Friday 21 April 2017

Trumpitunity - skilled migration edition

My piece in today's Herald argues that people working in the US on an H-1B visa should have an easier time getting New Zealand work visas.
There are no practical routes allowing a skilled migrant to move to New Zealand without a job offer in hand. Counting the salary that comes with a job offer means the system will better recognise skills, but still requires that the migrant have a job offer before getting here.

And that can be difficult.

Put yourself in the position of an employer considering an applicant based abroad. You need to hire soon.

A candidate who was born in India but who has lived and worked in America on an H-1B visa for a decade has applied.

The candidate beats anybody available domestically, and will have enough points to be granted the visa on being given the job offer.

But the candidate will not be eligible to work until the visa comes through. And getting the visa requires getting a police background check from the candidate's country of citizenship, even if the applicant has not lived there in decades.
There aren't really many NZ visa options that don't require the migrant to have a job offer in hand.

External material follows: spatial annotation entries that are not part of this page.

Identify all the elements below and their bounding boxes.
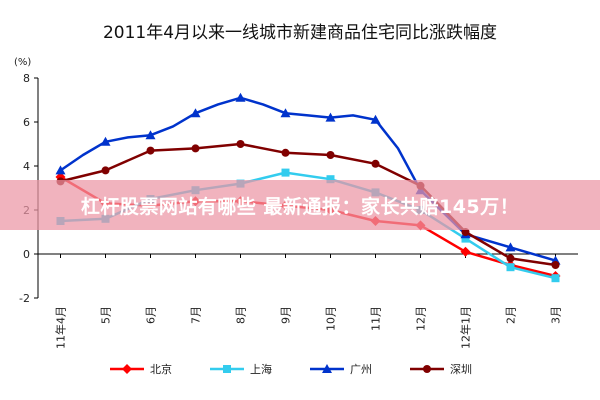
x-tick-label: 6月 (145, 306, 158, 324)
x-tick-label: 11月 (370, 306, 383, 331)
data-point (191, 144, 200, 153)
x-axis-ticks: 11年4月 5月 6月 7月 8月 9月 10月 11月 12月 12年1月 2月 3月 (54, 254, 563, 349)
data-point (325, 112, 336, 122)
legend-label: 北京 (150, 362, 172, 376)
data-point (236, 140, 245, 148)
legend-label: 深圳 (450, 363, 472, 376)
y-tick-label: 6 (23, 116, 30, 129)
y-axis-unit-label: (%) (14, 57, 31, 68)
y-tick-label: 4 (23, 160, 30, 173)
data-point (145, 130, 156, 140)
x-tick-label: 7月 (190, 306, 203, 324)
data-point (281, 148, 290, 157)
legend-item: 上海 (210, 362, 272, 376)
data-point (506, 263, 515, 272)
x-tick-label: 5月 (100, 306, 113, 324)
x-tick-label: 11年4月 (54, 306, 68, 349)
data-point (461, 228, 470, 236)
legend-item: 深圳 (410, 363, 472, 376)
data-point (190, 108, 201, 118)
x-tick-label: 2月 (505, 306, 518, 324)
data-point (235, 92, 246, 102)
data-point (326, 175, 335, 184)
data-point (101, 166, 110, 175)
data-point (460, 246, 471, 257)
chart-title: 2011年4月以来一线城市新建商品住宅同比涨跌幅度 (103, 23, 497, 43)
series-3 (55, 92, 561, 265)
y-tick-label: 0 (23, 248, 30, 261)
overlay-banner[interactable]: 杠杆股票网站有哪些 最新通报：家长共赔145万！ (0, 180, 600, 230)
data-point (370, 114, 381, 124)
legend-marker (122, 364, 132, 374)
data-point (461, 234, 470, 243)
data-point (55, 165, 66, 175)
series-line (60, 142, 556, 267)
overlay-banner-text: 杠杆股票网站有哪些 最新通报：家长共赔145万！ (80, 195, 520, 218)
data-point (551, 261, 560, 269)
data-point (326, 151, 335, 159)
legend-marker (322, 364, 332, 373)
data-point (100, 136, 111, 146)
data-point (280, 108, 291, 118)
x-tick-label: 12年1月 (459, 306, 473, 349)
data-point (506, 254, 515, 263)
legend-item: 北京 (110, 362, 172, 376)
data-point (281, 168, 290, 177)
x-tick-label: 8月 (235, 306, 248, 324)
legend-marker (423, 365, 431, 373)
data-point (505, 242, 516, 252)
y-tick-label: 8 (23, 72, 30, 85)
data-point (371, 159, 380, 168)
legend-label: 上海 (250, 362, 272, 376)
legend-label: 广州 (350, 363, 372, 376)
y-tick-label: -2 (19, 292, 30, 305)
data-point (146, 146, 155, 155)
x-tick-label: 12月 (415, 306, 428, 331)
x-tick-label: 10月 (325, 306, 338, 331)
data-point (551, 274, 560, 283)
legend-marker (223, 365, 231, 373)
chart-legend: 北京 上海 广州 深圳 (110, 362, 472, 376)
x-tick-label: 3月 (550, 306, 563, 324)
x-tick-label: 9月 (280, 306, 293, 324)
legend-item: 广州 (310, 363, 372, 376)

But you won't get the job offer in the first place if the employer thinks it'll take months for you to clear police background checks in whatever country you left to get the U.S. H-1B.

There are a few ways to solve it, but they'd all either involve a limited duration work visa without home country police background checks for those working in the US on an H-1B (if they'd been in the US for more than a trivial amount of time), or exempting those who've made it through America's system from having to get police background checks in their home countries as well.

A country that admits millions of tourists per year without police background checks can afford to be a bit less precious about police background checks for those wanting work visas.

Meanwhile, Andrew Little wants maximum net migration numbers that are far lower than the number of Kiwis and Australians who moved to New Zealand last year and can move here by right. I wonder if he's set to start deporting people in Auckland who have Chinese-sounding names.

And while the government's shift to include salary as a way of demonstrating skill for skilled migrant visas could be a great complement to the existing system for catching those whose skills are underrecognised by MBIE's lists, it would be rather less hot if they also knocked out skilled entry for those on the current lists but on lower salaries. And the stand-down periods that would basically end consecutive work visas are inhumane. Someone comes here and starts building a life, and you kick them out for a few months every time they want a new visa? Gets harder to convince people to move to the far end of the world if you're going to treat them like that. And, worse, it gets harder for migrants to start thinking of themselves as Kiwis. That's been one of the really great things here - that immigrants aren't treated like garbage. In the middle of the biggest opportunity to attract skilled migrants to New Zealand, we've got an election campaign that seems set to have the parties compete on who can be most horrible to migrants. On the one hand, it makes me want to get my citizenship sorted out as a way of buying immunity; on the other hand, it makes it a bit yuckier.